I did that recently in a control I created, I needed to store a databound ID on various parts of the HTML inside, which I did using a btl_data-id attribute (btl being the prefix here). Seems better than only allowing the data- prefix, which seems unnecessarily restrictive and have a greater potential of conflicts when running several controls from different frameworks/authors alongsite.
Or, maybe adding accessor methods for RDFa to the HTML DOM would provide the desired functionality (just a wild thought that I didn’t think very carefully about!).
~Grauw
Posted by Laurens Holst at 6:50AM
Laurens, I think you'd right that as data-btl-id if you wanted to follow the data-foo proposal.
Posted by Ben 'Cerbera' Millard at 1:45PM
Fantastic idea.
Posted by Andrew Dupont at 1:50PM
Laurens, that would also force usage of the underscore. On top of that it becomes more difficult for authors to figure out what they have to do. As for RDF, that would be an order of magnitude more complicated and go far beyond what is actually needed as solution here.
Posted by Anne van Kesteren at 2:40PM
That sounds like an excellent idea and a solid implementation!
Posted by James John Malcolm at 7:37PM
I don't understand why there is a new syntax for accessing these attributes. I think it's more anoying than useful to bind data-opactity to dataSet.opacity (dataSet-opacity will be more accurate). That remember me the "imcompatibilities" in binding some css property in javascript. And why don't simply use the already existing getAttribute() and setAttribute().
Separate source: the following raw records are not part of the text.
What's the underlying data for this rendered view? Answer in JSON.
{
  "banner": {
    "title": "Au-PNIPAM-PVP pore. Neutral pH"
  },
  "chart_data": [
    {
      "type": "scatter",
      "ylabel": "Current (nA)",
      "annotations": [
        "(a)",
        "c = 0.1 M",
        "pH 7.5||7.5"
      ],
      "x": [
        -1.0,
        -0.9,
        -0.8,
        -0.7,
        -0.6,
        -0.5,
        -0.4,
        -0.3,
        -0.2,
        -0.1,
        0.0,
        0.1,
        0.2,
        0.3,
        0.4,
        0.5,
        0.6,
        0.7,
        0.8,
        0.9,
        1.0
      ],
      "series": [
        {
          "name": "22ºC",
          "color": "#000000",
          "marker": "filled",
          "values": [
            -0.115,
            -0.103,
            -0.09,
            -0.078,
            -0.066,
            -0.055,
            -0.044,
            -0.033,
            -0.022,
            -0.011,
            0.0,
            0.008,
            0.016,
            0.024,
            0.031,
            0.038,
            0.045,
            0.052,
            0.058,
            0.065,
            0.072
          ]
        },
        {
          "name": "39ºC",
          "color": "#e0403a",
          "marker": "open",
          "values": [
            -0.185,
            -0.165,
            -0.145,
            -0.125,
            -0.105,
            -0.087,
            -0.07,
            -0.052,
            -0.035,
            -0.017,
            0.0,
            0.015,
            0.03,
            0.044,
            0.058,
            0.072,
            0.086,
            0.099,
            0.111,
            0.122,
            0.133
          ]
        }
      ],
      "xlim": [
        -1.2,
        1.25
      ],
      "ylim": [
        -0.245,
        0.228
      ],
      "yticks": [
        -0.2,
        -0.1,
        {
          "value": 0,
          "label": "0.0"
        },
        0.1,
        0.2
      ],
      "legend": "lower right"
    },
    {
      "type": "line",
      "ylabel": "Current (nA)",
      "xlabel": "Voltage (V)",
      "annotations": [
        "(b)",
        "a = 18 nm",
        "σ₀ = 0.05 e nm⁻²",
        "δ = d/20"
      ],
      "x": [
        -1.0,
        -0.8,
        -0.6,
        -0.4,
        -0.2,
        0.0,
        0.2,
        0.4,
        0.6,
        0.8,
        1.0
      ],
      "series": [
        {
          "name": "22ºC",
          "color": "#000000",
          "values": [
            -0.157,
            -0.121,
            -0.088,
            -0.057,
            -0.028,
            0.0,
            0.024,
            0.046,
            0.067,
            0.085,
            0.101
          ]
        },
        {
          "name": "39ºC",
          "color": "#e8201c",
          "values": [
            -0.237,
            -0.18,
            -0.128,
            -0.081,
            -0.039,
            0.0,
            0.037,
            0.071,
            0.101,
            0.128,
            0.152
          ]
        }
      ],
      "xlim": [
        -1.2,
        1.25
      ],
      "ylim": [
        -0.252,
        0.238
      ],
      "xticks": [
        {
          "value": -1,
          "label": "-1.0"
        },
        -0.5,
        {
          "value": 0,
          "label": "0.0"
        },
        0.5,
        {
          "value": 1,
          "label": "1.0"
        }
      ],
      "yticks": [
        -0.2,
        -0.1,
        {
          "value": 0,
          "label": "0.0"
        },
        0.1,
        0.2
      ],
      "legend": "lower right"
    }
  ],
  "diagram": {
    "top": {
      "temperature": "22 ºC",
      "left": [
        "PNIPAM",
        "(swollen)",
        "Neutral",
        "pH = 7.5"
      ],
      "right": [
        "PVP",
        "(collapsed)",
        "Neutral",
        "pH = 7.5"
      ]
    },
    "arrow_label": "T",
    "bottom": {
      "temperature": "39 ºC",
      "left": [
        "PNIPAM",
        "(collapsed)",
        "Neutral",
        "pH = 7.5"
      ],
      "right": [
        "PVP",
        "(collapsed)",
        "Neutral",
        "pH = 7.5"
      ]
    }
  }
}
You are introducing another point of confusion.
Posted by François Piat at 9:14PM
How about x- instead of the verbose (and not always appropriately named) data-? The corresponding DOM object could be called extattr instead of dataset, which too is less inaccurate in various cases.
Posted by Aristotle Pagaltzis at 9:32PM
I'm liking X/HTML 5 more and more all the time. I didn't like it in the beginning.
Posted by Devon Young at 4:09AM
François, it is mostly for ease of authoring and encouraging authors to use these attributes instead of attributes that might clash with future versions of HTML.
Aristotle, the problem with that is that the attributes are not experimental, which is what x- is often used for. They are simply representing custom data.
Posted by Anne van Kesteren at 4:42AM